A su vez desdeñan, con asombrosa estulticia, un lenguaje que desconocen poque no padecen el feo vicio de leer, y no valoran ni disfrutan de una lengua y una literatura forjada a lo largo de los siglos, sus complejas razones históricas, referencia de una hispanoesfera fascinante que recorre la península, cruza el océano y va desde Florida hasta Tierra de Fuego, y en la que son capaces de comunicarse 500 millones de personas. Para defender lo propio, el hecho diferencial, desprecian lo común, que también es suyo. Allá ellos. Negarse el español es cerrar las puertas a una aventura humanística que te puede llevar a leer, en su creación original y sin cambiar ni un ápice en traducciones, desde El Quijote de Cervantes, pasando por los versos de Quevedo, las Leyendas de Bécquer hasta las novelas de Juan Marsé, que además era catalán y despreciaba a los dictadorzuelos de toda índole, desde el franquismo hasta el catalanismo nazificado.

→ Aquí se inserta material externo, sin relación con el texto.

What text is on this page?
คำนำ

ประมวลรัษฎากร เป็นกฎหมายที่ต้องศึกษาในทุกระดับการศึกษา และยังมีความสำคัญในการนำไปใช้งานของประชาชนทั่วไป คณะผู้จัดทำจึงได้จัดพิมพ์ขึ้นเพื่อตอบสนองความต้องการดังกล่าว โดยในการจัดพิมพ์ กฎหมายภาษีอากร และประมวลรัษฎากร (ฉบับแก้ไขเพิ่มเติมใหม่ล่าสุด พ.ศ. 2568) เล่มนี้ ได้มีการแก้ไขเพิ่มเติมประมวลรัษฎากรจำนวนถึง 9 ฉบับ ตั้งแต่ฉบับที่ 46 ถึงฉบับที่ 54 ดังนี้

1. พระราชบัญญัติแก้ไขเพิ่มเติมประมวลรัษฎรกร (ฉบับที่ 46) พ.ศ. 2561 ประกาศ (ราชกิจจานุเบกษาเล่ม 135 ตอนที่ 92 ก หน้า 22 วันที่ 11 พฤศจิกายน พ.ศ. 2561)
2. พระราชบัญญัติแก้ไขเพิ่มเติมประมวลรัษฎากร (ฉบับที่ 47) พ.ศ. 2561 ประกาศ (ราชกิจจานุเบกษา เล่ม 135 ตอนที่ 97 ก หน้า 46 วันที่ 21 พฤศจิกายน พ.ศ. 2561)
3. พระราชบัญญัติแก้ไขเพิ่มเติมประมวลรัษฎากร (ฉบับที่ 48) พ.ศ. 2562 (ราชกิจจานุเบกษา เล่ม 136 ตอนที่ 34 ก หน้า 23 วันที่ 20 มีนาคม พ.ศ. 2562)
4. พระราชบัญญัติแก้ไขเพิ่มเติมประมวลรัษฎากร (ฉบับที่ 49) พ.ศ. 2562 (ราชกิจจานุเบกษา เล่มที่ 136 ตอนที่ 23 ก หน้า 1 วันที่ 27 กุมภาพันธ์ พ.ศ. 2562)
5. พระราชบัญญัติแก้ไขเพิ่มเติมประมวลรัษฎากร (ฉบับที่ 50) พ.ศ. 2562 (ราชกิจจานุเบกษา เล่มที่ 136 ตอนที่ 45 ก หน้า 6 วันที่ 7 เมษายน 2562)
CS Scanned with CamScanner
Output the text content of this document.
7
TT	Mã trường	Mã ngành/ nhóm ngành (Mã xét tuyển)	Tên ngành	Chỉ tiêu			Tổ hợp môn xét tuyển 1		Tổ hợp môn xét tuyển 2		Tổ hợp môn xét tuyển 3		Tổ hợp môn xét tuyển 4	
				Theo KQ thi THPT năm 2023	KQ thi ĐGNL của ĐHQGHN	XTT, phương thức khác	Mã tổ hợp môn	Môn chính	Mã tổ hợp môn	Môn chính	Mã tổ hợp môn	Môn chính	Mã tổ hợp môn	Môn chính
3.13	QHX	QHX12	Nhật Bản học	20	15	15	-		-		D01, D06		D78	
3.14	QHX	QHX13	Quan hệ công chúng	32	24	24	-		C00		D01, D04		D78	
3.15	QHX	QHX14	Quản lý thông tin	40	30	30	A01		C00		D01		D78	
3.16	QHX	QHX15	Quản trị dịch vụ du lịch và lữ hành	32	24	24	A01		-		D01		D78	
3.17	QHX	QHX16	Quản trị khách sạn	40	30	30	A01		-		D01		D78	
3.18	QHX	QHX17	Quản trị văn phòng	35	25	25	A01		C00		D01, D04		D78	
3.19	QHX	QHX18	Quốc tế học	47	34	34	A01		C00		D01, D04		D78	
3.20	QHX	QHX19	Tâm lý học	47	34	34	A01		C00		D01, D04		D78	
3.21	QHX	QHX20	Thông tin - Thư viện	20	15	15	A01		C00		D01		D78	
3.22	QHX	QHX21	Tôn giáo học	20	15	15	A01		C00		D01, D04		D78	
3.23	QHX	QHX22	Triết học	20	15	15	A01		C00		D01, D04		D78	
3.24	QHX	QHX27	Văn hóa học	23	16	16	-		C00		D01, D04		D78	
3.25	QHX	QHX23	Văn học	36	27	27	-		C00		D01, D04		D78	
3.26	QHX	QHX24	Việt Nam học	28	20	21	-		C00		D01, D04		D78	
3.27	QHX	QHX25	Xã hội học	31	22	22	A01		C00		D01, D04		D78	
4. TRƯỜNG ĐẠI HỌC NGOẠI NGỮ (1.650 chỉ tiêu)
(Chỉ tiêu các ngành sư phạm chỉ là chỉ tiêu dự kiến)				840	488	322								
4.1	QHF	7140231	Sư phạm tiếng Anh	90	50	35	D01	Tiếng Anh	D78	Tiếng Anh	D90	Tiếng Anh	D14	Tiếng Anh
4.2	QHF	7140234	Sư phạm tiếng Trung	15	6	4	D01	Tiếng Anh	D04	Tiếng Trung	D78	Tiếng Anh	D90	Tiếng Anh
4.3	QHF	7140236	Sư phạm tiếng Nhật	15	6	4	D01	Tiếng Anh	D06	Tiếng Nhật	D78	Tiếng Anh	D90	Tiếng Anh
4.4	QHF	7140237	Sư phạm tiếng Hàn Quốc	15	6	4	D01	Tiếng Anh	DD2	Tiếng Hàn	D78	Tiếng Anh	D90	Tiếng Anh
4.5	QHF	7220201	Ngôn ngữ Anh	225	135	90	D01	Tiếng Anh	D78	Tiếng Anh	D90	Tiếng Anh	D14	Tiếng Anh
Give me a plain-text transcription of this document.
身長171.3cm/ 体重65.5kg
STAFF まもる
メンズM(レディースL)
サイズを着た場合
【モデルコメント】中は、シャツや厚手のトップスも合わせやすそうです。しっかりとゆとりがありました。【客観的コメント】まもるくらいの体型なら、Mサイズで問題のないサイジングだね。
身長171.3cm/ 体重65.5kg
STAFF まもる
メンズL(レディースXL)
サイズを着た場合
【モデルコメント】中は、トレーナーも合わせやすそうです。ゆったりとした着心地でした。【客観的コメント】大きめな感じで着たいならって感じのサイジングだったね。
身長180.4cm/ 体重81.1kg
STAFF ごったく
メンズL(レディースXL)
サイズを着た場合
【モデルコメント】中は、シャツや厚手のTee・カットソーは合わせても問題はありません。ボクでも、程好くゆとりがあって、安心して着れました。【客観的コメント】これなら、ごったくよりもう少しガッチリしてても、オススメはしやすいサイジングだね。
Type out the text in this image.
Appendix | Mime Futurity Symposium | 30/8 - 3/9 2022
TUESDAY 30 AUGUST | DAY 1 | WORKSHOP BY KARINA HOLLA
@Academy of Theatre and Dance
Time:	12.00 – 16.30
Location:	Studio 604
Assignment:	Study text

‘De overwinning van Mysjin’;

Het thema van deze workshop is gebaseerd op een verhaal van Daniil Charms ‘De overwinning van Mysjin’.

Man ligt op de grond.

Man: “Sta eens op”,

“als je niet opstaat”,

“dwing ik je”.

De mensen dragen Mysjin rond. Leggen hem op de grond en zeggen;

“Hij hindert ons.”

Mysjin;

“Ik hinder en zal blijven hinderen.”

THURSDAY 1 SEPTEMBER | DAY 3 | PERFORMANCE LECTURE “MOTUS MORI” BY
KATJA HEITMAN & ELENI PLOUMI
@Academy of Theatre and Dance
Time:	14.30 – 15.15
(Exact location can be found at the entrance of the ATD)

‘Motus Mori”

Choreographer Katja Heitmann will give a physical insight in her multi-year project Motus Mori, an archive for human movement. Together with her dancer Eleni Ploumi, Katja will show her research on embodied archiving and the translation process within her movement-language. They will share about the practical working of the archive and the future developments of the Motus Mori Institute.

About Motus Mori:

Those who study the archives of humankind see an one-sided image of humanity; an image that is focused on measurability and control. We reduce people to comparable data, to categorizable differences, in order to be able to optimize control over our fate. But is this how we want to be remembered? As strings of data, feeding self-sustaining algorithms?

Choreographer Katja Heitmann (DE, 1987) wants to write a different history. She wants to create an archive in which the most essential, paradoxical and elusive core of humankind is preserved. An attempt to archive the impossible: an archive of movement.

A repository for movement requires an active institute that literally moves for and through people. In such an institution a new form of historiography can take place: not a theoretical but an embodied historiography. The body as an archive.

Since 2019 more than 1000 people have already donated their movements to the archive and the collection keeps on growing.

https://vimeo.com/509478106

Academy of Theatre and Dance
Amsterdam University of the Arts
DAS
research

Dicen los informes más agoreros que hay un mañana muy cercano donde los niños apenas sabrán usar la gramática, ni conocer el léxico, ni dominar la ortografía. Los estudios incluso hablan de la generación más tonta de la historia, debido a “la fábrica de cretinos digitales” con un coeficiente intelectual más bajo que el de sus padres. Serán formados sin criterio, capacidad de decisión, herramientas culturales que les ayuden a entender un mundo complejo que hunde sus raíces en la tradición escrita.

Idiotizado por las redes, notablemente salvaje, renegando del español, al niño que además de con un iPad bajo el brazo nace en una región nacionalista, le augura un negro futuro, ágrafo y chauvinista.